The fight against undesirable books in the New World began long before the United States appeared on the map of North America, in the 17th century, almost immediately after the first English colonists arrived. The Puritan government “canceled” William Pynchon’s pamphlet, “The Meritorious Price of Our Redemption Justification &C. Cleering It From Some Common Errors” in 1650. The Puritans ordered the book to be burned even before the Salem witch hunt began.
Suffice it to say, 370 years later, they are still loyal to tradition and actively bringing it back to life.
The scale of censorship is staggering. In the 2022-2023 school year, authorities prohibited and withdrew more than 3,362 book titles from schools, universities and public libraries in 40 states. It all began during the COVID-19 pandemic. School parent groups that fought for the restrictions morphed into organizations such as Moms for Liberty and Utah Parents United. Largely thanks to their efforts, the growth of censorship in the U.S. in the past year has gone nuclear. Up by 33%.

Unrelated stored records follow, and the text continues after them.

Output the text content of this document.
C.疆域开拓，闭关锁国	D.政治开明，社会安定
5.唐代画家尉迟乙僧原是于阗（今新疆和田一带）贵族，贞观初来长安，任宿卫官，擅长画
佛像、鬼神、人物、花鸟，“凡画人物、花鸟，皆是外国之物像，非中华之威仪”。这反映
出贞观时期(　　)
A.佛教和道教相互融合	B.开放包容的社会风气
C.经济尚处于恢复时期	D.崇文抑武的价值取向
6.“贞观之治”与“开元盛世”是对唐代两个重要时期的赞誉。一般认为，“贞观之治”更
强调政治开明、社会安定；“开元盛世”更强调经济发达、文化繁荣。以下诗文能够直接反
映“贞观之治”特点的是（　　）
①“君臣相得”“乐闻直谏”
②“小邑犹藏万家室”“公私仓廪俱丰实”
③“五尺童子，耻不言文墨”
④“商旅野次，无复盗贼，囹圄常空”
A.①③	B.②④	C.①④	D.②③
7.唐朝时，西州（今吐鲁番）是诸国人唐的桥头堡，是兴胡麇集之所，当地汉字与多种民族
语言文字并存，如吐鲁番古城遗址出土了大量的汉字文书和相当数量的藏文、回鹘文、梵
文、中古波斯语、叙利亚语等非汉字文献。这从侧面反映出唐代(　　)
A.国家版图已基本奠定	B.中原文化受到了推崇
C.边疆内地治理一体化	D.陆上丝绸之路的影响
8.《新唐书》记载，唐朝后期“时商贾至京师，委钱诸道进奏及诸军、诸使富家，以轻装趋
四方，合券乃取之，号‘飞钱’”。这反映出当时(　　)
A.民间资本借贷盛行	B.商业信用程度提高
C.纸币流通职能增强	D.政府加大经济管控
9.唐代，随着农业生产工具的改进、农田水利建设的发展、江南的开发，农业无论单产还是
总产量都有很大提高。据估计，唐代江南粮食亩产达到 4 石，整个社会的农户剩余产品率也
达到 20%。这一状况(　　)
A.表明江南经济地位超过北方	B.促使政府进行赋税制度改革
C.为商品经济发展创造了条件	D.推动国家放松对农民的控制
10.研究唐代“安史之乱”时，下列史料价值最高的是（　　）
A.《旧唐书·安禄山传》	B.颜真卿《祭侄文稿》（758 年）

A library shelf, a reading hall, a book depository — now those are also trenches where right-leaning and left-leaning Americans are fighting to cancel each other.
Conservatives, with no understanding of artistic merit, brand the classics as obscene. On the other side of the political spectrum, books are being called out by the American New Left, cancel culture and wokeism.
In the middle are the teachers and library workers who have increasingly become the scapegoats. In Florida, Texas, Arkansas and Virginia, those who continue to provide young readers with literary “contraband” in violation of the book bans face a $2,500 fine or a year in prison. The effect was intimidating; teachers have left states that are banning books. Others faced losing their jobs. But the main victims, of course, are the books.
Classic works have made it onto the blacklists: George Orwell’s dystopian novel “1984,” Khaled Hosseini’s “The Kite Runner” and Harper Lee’s “To Kill a Mockingbird.” The reasons behind some of these bans is sometimes so convoluted that sometimes left-leaning Americans include books that decry racism among the books they want to block. Take “The Bluest Eye” by Toni Morrison, for example, a novel about a dark-skinned teenage girl who dreams of having white skin and blue eyes.
Of course, this has happened before. In the 1950s, in the heat of McCarthyism and the struggle against the red threat, libraries locked up “The Communist Manifesto” by Karl Marx and Friedrich Engels. Charles Darwin’s “On the Origin of Species” remained censored in the most democratic country in the world until the 1920s.
James Joyce and Theodore Dreiser, F. Scott Fitzgerald and John Steinbeck were all considered disgraced and harmful writers. People blamed Ernest Hemingway for his overly dark portrayal of World War I’s grim realities. But those authors were young back then, just claiming their literary place. It is much worse today. Last August, teachers in Florida restricted their teaching of Shakespeare plays and literary works pursuant to state law.
To describe the depth of this folly, we need its best critic — Mark Twain. Twain’s “Adventures of Huckleberry Finn” was banned immediately in Massachusetts after it was published in February 1885. The bans have again caught up with Twain today. People now claim that while “Huckleberry Finn” may be humorous, it is too racially insensitive, that it uses a racial profanity too often.
However, Twain responded in his own style to his critics then and their heirs today. “The man who does not read has no advantage over the man who cannot read,” he said. Or over the man who’s banned from reading.